The British pound whipsawed after the BOE was nowhere as hawkish as market participants expected. The Bank kept rates steady in a unanimous vote, but many were expecting Saunders to dissent. Cable spiked higher on the headline that the BOE signals more than one hike needed to keep inflation in check. The BOE quarterly inflation report (QIR) saw cuts to the inflation outlook and raises to the growth forecasts. Expectations now see a 65% chance for a hike at the November meeting.
Earnings results are still coming with roughly 70% of the S&P 500 companies already reporting. This morning we saw results from Fluor and Cigna. Fluor reported poor results as revenue came well below expectations and their CEO stepped down. Healthcare giant, Cigna reported roughly in-line EPS and raised their forecast.
Much of Wall Street remains optimistic in the short-term. JP Morgan in a note advised their clients not to bail on the market. RBC thinks the S&P 500 could overshoot 2950 in the short-term. While Morgan Stanley thinks a rally to 3,000 would trigger a sell signal. Canacord Genuity thinks we could see near-term losses capped at 5%.
Crude prices continue to selloff as expectations grow for OPEC + to abandon to their production cut pledge. The first half of the week saw oil lower mainly on the rising stockpiles from the US. The US government data saw inventories jump to almost 10 million barrels last week, almost four times what analysts were expecting. Reportedly Saudi Aramco received request from Asian buyers for additional oil supplies in June and July. It is unclear if this on top of what was needed to makeup for the shortfall from the lifting of waivers on Iranian sanctions.

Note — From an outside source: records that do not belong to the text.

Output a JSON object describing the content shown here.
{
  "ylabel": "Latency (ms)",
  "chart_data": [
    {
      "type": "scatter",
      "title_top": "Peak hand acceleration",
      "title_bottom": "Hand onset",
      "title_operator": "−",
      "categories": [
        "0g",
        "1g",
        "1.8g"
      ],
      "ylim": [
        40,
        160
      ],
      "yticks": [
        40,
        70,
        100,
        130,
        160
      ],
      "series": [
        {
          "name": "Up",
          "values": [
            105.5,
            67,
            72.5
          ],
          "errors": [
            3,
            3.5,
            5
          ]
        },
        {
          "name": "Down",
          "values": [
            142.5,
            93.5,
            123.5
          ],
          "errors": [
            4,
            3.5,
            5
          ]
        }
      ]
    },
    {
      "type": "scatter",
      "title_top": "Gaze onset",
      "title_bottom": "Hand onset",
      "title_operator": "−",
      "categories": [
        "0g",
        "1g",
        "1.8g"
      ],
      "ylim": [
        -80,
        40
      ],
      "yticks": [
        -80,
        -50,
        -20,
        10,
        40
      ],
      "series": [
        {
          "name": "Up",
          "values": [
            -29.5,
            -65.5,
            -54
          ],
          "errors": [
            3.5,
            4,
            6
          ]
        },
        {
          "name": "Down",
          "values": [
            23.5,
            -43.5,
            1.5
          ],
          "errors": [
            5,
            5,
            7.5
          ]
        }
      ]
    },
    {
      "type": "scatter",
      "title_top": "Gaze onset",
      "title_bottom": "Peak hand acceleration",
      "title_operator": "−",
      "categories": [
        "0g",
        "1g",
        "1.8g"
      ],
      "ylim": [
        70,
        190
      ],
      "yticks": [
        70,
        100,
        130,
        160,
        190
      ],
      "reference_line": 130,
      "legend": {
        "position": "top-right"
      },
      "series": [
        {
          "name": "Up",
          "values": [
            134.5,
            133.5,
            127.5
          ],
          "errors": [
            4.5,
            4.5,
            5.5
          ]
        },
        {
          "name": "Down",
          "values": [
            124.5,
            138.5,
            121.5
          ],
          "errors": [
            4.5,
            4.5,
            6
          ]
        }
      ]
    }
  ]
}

It appears the Venezuelan story is slowly making its way to the back pages. The immediate tension seems to have been alleviated, but that story will not be going away anytime soon. Venezuela, which holds the world’s biggest cruder reserves is likely to see continued protests that are led by opposition leader Juan Guaido.
The precious metal continues to weaken post FOMC and is dangerously approaching support levels that may not be able to withstand the optimism that will come from a trade deal between China and the US. While central banks have ramped up purchases at the fastest pace in six years, that may not be enough of a catalyst if we continue to see stronger data out of Europe and a trade induced rebound.